States Must Pay Minimum Wage For Workfare, Administration Rules
Welfare reformers complain it could gut welfare-to-work requirements
WASHINGTON (AllPolitics, May 16) -- States must pay the federal minimum wage to welfare recipients forced into public sector jobs, the Clinton Administration said in a long-awaited ruling.
The new welfare law requires states to move at least 20 percent of people receiving public assistance into jobs -- public or private -- by the end of this year, but is silent on what people should be paid.
"Our lawyers concluded that in the absence of a statement to the contrary from Congress, the Fair Labor Standards Act would apply," domestic policy advisor Bruce Reed told The Associated Press.

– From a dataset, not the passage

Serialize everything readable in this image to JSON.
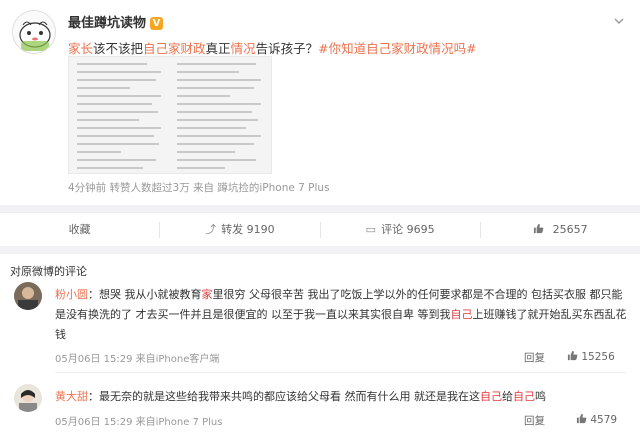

Republican and Democratic governors alike are protesting.
"It's an untenable position to put a state in," Delaware's Democratic Gov. Tom Carper told The New York Times. And the National Governors' Association said the requirement would push welfare payments above current levels.
Reed disagreed. "In every state except Mississippi, the combination of welfare and food stamp benefits is already high enough that someone in workfare working 20 hours a week as required by the welfare law would already be receiving the minimum wage or better," he said.
Republican lawmakers on Capitol Hill said the ruling would dramatically cut back the hours welfare recipients would work, and undermine a key component of the new law -- work requirements.
Under heavy pressure from unions to rule as it did, the administration made its decision following a Labor Department assessment that public sector work, from cleaning streets to processing government forms, qualified as work under the Fair Labor Standards Act.
Whether President Bill Clinton would sign off on legislation that would exempt workfare jobs from the minimum wage remains unclear.